Instructor: Now, we're using this toggle component in a little app. This app has some navigation. It also has this article here. It has our switch component with enable emoji. If I click on that, then a whole bunch of our stuff turns into emoji, which is pretty cool.
How does this work? The way that we do is, in the root level of our app, we'll have the toggle component. Then, we take the toggle utilities and state that we have from here. We render the rest of our app, passing along this toggle.
While this is cool, the actual implementation is not. You're going to see a lot of toggle equals toggle all over the place. It's not very fun. In anywhere that needs to use the toggle, it's going to have to accept that as props.
Finally, we do have the nav switch which accepts the toggle. It is able to get the toggler props which will add the on click handler and everything that we need to actually interact with the state.
We're referencing this toggle all over our app. We have to drill our props all over the place just to get the state to the place it needs to be to accomplish this cool emoji effect. This prop drilling isn't really a huge problem in a small application like this, but it quickly becomes unwieldy. We're going to solve this problem by using a new component that we'll create called a provider.
We'll create a new component called toggle provider. This toggle provider is going to take the children it's given. It's going to just simply render those. Then, it'll take the remaining props from this.props. We're going to return our own usage of the toggle component. We'll spread the remaining props over that and specify a render prop. This will accept the toggle state and utilities.
It will render another component that will be responsible for setting up the context for this toggle state. We'll put that on the toggle provider and call it renderer. We'll pass along the toggle state, and helpers and the children.
Let's go ahead and define a static renderer that is a class that extends react.component. This will have a render function that's pretty simple. It just returns this.props.children, because its job is simply to establish the context. We'll say static child context types equals an object that has toggle provider.context name, which we'll declare as a static member here.
Context name, we'll just call it toggle something that's pretty unique, hopefully nobody will clash with that. We'll assign this to prop types.object.is required. We'll define get child context will return an object with toggle provider.context name this.props.toggle. Great.
Now, we have this component called toggle provider that's able to take a toggle, put the toggle object in context, and now we need to create a component to get that toggle object out of the context. This one will be pretty simple.
It'll just be a function called connected toggle. That'll take props and context. It'll return props.render. This will be a render prop. We'll get out of context toggle provider.context name. To tell React that we want the toggle provider context, we'll say connected toggle.context types equals this object with toggle provider.context name and prop types.object.is required.
Now, I'm going to take this toggle provider component and wrap my entire app inside the toggle provider. We'll need to do a little bit of refactoring. Instead of a toggle here, the toggle provider is going to rendering our toggle. We'll get rid of that and that. We no longer need to pass along the toggle here. We only need to go to the places that are using the toggle.
If we go to the post, we see that nobody's actually using the toggle. We're just forwarding it along. We'll get rid of this and that.
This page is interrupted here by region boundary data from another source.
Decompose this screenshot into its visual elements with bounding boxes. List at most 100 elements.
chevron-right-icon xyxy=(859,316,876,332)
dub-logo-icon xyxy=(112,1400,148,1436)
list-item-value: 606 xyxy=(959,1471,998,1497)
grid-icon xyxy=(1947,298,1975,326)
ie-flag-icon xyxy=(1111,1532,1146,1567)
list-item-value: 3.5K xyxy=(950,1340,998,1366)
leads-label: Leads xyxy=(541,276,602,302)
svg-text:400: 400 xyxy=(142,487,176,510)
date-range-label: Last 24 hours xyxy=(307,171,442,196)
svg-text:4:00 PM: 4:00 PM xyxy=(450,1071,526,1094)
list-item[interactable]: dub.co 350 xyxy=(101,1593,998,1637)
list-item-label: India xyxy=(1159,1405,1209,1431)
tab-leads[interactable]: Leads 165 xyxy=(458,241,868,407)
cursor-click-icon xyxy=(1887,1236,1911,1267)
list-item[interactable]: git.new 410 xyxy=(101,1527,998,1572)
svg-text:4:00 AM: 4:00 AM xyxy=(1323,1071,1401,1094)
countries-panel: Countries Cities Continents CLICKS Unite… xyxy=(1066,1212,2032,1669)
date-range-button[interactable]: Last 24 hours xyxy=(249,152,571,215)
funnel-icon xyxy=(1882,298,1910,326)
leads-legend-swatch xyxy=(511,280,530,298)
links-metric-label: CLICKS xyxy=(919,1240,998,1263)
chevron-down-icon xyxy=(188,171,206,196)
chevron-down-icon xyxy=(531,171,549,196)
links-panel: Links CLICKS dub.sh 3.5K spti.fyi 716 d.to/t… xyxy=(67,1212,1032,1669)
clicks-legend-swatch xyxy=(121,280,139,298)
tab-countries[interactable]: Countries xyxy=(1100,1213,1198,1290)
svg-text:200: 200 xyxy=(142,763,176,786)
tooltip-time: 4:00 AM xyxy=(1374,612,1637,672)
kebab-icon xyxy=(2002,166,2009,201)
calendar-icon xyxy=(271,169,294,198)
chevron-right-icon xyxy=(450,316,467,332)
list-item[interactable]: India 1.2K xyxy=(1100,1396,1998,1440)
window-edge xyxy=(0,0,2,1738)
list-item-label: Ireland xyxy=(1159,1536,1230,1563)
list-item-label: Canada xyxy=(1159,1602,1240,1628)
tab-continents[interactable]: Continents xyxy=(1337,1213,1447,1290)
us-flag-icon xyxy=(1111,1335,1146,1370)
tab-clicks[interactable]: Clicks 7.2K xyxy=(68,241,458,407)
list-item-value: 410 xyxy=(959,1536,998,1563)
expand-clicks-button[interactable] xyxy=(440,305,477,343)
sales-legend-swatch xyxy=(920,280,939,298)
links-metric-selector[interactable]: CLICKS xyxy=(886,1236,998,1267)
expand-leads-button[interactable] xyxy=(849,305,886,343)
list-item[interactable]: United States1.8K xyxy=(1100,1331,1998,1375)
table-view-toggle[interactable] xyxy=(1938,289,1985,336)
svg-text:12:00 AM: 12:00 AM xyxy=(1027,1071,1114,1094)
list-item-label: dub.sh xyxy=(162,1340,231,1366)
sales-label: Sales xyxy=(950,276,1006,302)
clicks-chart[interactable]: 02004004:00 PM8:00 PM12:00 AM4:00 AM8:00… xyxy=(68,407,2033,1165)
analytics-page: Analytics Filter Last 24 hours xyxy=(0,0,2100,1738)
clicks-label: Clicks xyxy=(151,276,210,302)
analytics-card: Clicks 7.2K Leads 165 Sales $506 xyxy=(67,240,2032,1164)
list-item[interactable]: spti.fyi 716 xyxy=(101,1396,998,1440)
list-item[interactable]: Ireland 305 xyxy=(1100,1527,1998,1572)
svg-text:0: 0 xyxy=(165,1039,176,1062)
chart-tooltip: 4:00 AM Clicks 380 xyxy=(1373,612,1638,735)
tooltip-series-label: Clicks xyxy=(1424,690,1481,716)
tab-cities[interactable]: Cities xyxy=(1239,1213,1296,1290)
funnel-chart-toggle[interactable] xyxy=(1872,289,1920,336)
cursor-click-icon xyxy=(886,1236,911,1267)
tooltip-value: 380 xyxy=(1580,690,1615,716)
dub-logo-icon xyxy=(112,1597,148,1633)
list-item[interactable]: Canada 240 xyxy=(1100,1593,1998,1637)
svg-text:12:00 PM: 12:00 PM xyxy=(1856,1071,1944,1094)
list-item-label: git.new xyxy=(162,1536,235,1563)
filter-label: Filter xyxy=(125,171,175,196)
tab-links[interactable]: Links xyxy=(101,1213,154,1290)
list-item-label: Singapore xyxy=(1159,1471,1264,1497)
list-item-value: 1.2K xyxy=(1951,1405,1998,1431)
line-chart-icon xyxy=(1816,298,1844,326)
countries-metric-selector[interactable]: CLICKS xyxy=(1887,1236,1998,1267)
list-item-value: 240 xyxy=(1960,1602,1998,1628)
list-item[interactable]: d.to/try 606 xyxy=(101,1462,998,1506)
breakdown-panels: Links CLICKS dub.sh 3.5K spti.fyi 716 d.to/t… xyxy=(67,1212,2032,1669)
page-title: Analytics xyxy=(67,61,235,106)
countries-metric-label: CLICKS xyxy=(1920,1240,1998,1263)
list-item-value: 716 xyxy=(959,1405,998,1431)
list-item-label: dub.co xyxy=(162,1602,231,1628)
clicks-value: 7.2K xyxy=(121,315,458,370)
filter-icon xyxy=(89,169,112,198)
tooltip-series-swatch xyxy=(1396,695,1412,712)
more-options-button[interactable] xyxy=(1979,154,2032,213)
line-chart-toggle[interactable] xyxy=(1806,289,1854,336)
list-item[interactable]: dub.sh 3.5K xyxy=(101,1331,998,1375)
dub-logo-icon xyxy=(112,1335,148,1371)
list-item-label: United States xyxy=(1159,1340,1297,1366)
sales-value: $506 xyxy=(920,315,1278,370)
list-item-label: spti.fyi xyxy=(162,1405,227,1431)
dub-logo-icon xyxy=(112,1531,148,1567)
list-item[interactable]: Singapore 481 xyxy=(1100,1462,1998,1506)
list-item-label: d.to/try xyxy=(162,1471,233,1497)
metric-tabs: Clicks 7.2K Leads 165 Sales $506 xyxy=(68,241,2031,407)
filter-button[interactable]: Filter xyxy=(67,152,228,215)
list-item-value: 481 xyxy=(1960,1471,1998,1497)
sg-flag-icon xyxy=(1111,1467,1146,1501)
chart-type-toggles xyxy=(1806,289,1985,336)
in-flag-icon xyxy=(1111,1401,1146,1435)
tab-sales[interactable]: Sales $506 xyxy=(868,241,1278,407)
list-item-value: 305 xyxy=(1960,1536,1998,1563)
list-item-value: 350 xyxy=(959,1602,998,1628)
Here in the article, we are using toggle. Rather than getting toggle from props, we're going to get it from our connected toggle component, which accepts a render prop. That's going to get us our toggle. Then, we can put this inside of here. That'll do it for us.
Now, I saved it. It blanked out my screen. That's because things are all messed up now. I'm going to have to do a little bit more refactoring. Let's continue on here.
We'll take this out. We'll use our connected toggle, and our article is done. Now, let's look at the title. We're not going to get toggle from props anymore. We do need it right here. We can do connected toggle. Cool. Then the subtitle. We can get rid of toggle here. We'll return connected toggle. Header is not using the toggle at all. We can get rid of that and get rid of these. No more prop drilling for us.
Now, switch is using the toggle. We'll get rid of the prop. We'll say connected toggle and returns what it had before. The switch will also need to get the connected toggle. Finally, our nav, it won't get toggle from the props anymore. We'll wrap all of this in connected toggle with render.
It looks like I missed this. We don't need to forward on the toggle to subtitle anymore. Great. With that refactor, everything is working just fine. We no longer need to drill props all over the app. We can just reach into context with this connected toggle component to get and manipulate the state of the toggle.
We made this work by using this toggle provider. This is called the provider pattern. It works by leveraging the context API with child context types and get child context as part of the provider, and a component that allows you to access the context throughout the rest of your application.
To do this, we just created a new component called toggle provider. We didn't have to change the toggle component implementation at all. We just leveraged the render prop. When our render prop is rendered, we use a toggle provider renderer that forwards along the toggle and children as a prop.
We have this static class defined as part of our toggle provider called renderer which establishes the child context types, renders the children, and provides the child context. We create this small component called connected toggle which allows us to reach into context and get the toggle context.